BOISE -- Twelve years ago, three Idahoans had the opportunity to meet former president of Cuba, Fidel Castro, while he still controlled the island.
Related: Fidel Castro dead at 90
One of those men, Mike Tracy, accompanied then-U.S. Representative, now Governor of Idaho, C.L. "Butch" Otter and then-U.S. Senator Larry Craig on a diplomatic mission to the communist island. Tracy was the communication director for Sen. Craig at the time. These men had important matters to take care of with President Castro -- and were some of the last Americans that were able to do so before he ceded power.
"Most human beings would have never got to meet Fidel Castro -- especially Americans," Mike Tracy told KTVB.
Tracy, Rep. Otter and Sen. Craig were sitting just feet from the infamous dictator, on a mission to serve the United States.
"When I was in grade school he was so vilified," he added. "It was surreal."
They met with Castro for two and a half hours, and Tracy's job for the five days they were in Cuba was to maximize press for Craig and Otter. The lawmakers from Idaho were there for two reasons: One was an agricultural trade mission.
"Everything was done in cash," Tracy said. "It kind of was a door opener."
The other mission -- the principal reason they were in Cuba was for the Ernest Hemingway house exchange, where they set up an agreement to share the author's material from his Ketchum, Idaho house and Finca Vigia, his home in Cuba.

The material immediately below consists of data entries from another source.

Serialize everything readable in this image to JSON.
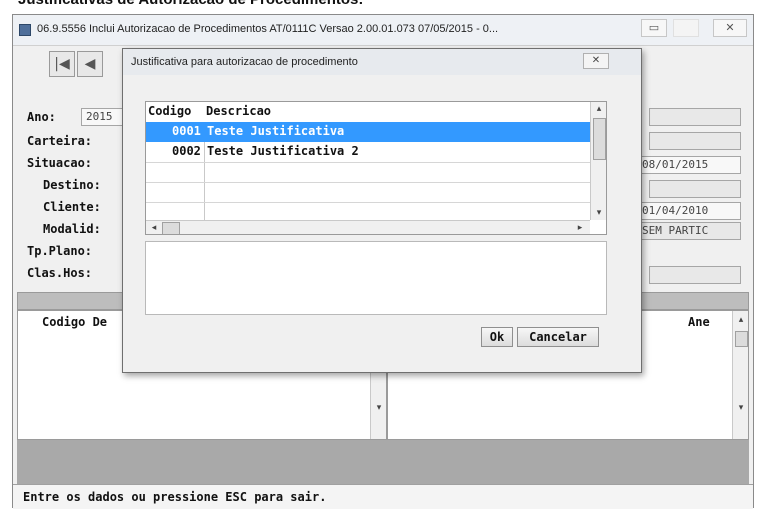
{
  "caption": "Justificativas de Autorizacao de Procedimentos:",
  "window": {
    "title": "06.9.5556    Inclui  Autorizacao de Procedimentos AT/0111C Versao 2.00.01.073 07/05/2015 - 0...",
    "controls": {
      "minimize": "▭",
      "close": "✕"
    }
  },
  "nav": {
    "first": "|◀",
    "prev": "◀"
  },
  "form": {
    "fields": [
      {
        "label": "Ano:",
        "value": "2015"
      },
      {
        "label": "Carteira:",
        "value": ""
      },
      {
        "label": "Situacao:",
        "value": "08/01/2015"
      },
      {
        "label": "Destino:",
        "value": ""
      },
      {
        "label": "Cliente:",
        "value": "01/04/2010"
      },
      {
        "label": "Modalid:",
        "value": "SEM PARTIC"
      },
      {
        "label": "Tp.Plano:",
        "value": ""
      },
      {
        "label": "Clas.Hos:",
        "value": ""
      }
    ]
  },
  "lower_grid": {
    "col1": "Codigo De",
    "col_right": "Ane"
  },
  "status": "Entre os dados ou pressione ESC para sair.",
  "dialog": {
    "title": "Justificativa para autorizacao de procedimento",
    "close": "✕",
    "columns": {
      "codigo": "Codigo",
      "descricao": "Descricao"
    },
    "rows": [
      {
        "codigo": "0001",
        "descricao": "Teste Justificativa",
        "selected": true
      },
      {
        "codigo": "0002",
        "descricao": "Teste Justificativa 2",
        "selected": false
      }
    ],
    "buttons": {
      "ok": "Ok",
      "cancel": "Cancelar"
    }
  }
}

At the time, economic and diplomatic relations between the U.S. and Cuba were strained, with limited trade and restrictions on travel.
"Back then we never thought there would be any kind of normalized relations with Cuba," Tracy said.
Castro gifted Tracy with a wooden box of his own personal cigars. To this day, the box remains Tracy's keepsake.
"It was a diplomatic pouch. So they let us bring in three boxes," he added.
With KTVB's Mark Johnson in 2004, Tracy auctioned off the Cuban cigars and a bottle of whiskey for $2,400. He says people wanted the cigars because it was a tangible form of the history.
Tracy says his visit with Sen. Craig and Rep. Otter was one of the last public meetings Fidel Castro held because his health began to spiral downward.
"He was very hollow at that point," Tracy told KTVB. "He wasn't as vibrant in 2004."
Then, two years later, his brother Raul Castro took over responsibilities of the presidency, assuming the official role in 2008.
"So many people risked their lives to get away and come to America," Tracy said. "More than anything, hearing the news this morning was a little bit shocking and it was a little bit of a relief as I watched the Cuban people in Miami celebrate."
Tracy said he thought he might feel threatened or wary in the Castro's presence, but he did not. Tracy also told they were allowed to go wherever they wanted, but he has no doubt Castro's security was following them throughout their stay.